Many of us look forward to films directed by or starring Clint Eastwood because we know (a) they’ll feel as if they were made in 1984 or ’89 or ’96…way back before the superhero era, (b) they’ll basically be meditative and character-driven, and will most likely be peppered with sardonic humor, and (c) they’ll focus on values and decency and Clint’s ornery old cuss being challenged or put through the ringer by a bad guy or two. It’s also a safe bet that an attractive older woman (40s or 50s) will give Clint’s character a wink.

The Cry Macho trailer seems to suggest Gran Torino meets The Mule in Mexico…something like that.

I think Cry Macho (Warner Bros./HBO Max, 9.17) should be bannered as a milestone film. How many legendary, brand-name, Oscar-winning actor-hyphenates have directed and starred in a film at age 91? Has this ever happened in Hollywood history? The Macho script has been around for three-plus decades. Clint almost made it in the late ’80s and then backed away. It has to have something pretty good going on or why did it get made after all this time?
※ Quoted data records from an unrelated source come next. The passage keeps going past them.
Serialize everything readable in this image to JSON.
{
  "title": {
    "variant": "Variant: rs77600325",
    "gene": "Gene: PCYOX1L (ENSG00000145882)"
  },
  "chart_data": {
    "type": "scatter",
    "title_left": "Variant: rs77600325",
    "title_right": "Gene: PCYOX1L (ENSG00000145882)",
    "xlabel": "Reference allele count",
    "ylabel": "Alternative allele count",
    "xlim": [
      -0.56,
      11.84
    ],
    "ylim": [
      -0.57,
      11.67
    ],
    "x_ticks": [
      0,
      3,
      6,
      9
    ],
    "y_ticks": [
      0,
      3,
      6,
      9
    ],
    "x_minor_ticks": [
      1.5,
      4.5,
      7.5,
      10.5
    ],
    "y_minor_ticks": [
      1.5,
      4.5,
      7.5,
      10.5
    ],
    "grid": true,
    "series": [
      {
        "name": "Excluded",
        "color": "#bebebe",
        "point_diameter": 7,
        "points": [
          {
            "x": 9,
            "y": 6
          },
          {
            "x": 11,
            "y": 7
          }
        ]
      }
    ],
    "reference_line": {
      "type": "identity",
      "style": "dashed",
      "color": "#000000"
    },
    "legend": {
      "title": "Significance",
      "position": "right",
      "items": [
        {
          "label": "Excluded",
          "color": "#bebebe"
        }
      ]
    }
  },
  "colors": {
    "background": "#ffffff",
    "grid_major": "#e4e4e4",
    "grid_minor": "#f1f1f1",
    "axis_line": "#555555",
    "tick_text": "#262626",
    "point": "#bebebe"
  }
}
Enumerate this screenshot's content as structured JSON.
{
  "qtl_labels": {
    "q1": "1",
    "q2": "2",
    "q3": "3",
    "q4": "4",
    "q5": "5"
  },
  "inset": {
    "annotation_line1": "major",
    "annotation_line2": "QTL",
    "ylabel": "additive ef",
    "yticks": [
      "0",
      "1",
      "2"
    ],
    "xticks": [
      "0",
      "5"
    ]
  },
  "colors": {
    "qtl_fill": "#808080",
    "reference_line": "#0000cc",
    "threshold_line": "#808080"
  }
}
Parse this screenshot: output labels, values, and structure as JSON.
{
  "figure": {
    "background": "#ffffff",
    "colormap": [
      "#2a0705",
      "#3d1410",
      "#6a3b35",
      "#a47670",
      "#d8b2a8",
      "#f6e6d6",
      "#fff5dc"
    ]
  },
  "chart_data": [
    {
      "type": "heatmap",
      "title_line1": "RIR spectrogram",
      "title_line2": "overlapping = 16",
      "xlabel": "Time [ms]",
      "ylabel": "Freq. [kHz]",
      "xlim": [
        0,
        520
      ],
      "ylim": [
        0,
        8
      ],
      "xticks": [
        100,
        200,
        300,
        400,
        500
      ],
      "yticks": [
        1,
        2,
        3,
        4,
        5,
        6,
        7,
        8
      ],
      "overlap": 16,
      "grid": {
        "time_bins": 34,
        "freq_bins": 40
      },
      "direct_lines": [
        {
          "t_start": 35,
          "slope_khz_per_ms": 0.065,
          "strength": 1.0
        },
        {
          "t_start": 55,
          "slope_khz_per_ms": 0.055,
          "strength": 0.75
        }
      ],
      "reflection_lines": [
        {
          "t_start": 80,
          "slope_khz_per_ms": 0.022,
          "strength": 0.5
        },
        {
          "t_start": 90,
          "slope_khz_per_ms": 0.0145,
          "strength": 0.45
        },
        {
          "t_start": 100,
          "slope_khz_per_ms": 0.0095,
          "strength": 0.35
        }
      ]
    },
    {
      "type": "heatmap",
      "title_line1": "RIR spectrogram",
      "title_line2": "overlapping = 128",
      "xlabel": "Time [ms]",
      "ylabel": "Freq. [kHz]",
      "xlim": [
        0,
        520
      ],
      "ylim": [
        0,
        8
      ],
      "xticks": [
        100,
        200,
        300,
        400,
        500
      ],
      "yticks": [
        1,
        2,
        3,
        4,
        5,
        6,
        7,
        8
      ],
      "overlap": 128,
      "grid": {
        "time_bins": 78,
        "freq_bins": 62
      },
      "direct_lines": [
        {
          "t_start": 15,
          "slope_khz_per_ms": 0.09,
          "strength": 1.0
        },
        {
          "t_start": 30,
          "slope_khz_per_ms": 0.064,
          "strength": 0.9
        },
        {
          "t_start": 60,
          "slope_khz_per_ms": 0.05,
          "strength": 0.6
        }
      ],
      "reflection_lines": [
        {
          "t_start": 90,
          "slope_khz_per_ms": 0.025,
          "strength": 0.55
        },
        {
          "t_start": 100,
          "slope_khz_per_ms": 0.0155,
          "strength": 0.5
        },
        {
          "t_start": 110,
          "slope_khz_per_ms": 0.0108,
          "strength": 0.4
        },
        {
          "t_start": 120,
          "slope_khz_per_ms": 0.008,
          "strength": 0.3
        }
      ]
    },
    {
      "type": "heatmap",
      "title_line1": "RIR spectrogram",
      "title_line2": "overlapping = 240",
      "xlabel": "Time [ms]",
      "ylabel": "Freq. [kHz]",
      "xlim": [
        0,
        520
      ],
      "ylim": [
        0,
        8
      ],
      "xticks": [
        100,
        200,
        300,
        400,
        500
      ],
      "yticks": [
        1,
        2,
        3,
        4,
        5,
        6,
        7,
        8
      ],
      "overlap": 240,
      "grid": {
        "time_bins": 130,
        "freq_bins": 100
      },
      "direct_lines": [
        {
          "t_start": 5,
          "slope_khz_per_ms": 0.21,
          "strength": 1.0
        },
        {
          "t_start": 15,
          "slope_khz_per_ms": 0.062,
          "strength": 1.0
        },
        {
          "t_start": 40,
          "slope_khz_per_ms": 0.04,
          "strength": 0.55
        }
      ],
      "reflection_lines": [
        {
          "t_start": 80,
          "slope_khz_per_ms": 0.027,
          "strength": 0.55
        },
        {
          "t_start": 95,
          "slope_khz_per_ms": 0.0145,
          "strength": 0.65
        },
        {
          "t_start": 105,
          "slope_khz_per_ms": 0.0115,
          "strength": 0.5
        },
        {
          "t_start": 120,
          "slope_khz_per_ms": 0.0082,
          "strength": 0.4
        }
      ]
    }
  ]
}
This film appears to have some kind of resonant quality…something that may stick to the ribs…maybe.

Posted on 6.29.21: Cry Macho is essentially an older guy-younger guy relationship story…a piece about values, regrets, admissions, looking forward, wild roads. There’s an extensive synopsis for Nash’s 1975 novel on the Wiki page.

Eastwood’s character, called “Miko” in the film, is a crusty old cuss; in Nash’s book he was a 38 year-old rodeo rider named Michael “Mike” Milo. Over the years various big-name actors including Roy Scheider, Burt Lancaster, Pierce Brosnan and Arnold Schwarzenegger, were seriously interested in playing Miko/Mike. (Schwarzenegger’s version was close to getting made but then the impregnating-the-Mexican-maid thing happened.)

Eastwood almost committed to starring in a film version in ’88, but he bailed in order to do The Dead Pool, a Dirty Harry film.

Here’s a shorter Amazon synopsis:

“Mike’s best years are behind him. There was a time when he was the best rider in the circuit, but a divorce and years of hard living have worn his body down. After an accident, his career comes to an abrupt end, but his boss gives him one last job: he must cross the border into Mexico, kidnap his boss’s son, Rafo, from his boss’s ex-wife, to be used as leverage in their ongoing divorce.

“Mike arrives to find the boy has already run away, and his plan is immediately exposed to the local police. When he finds Rafo living on the streets of Mexico city, supporting himself though petty crime and winnings from the occasional cockfight, Mike convinces the boy to come back to Texas. Still running from the law, the two set out on a journey northward that forges an unlikely friendship and forces both to reckon with the choices they’ve made in pursuit of being ‘macho.”

This is Schenk’s third collaboration with Eastwood after Gran Torino (’08) and The Mule (’18).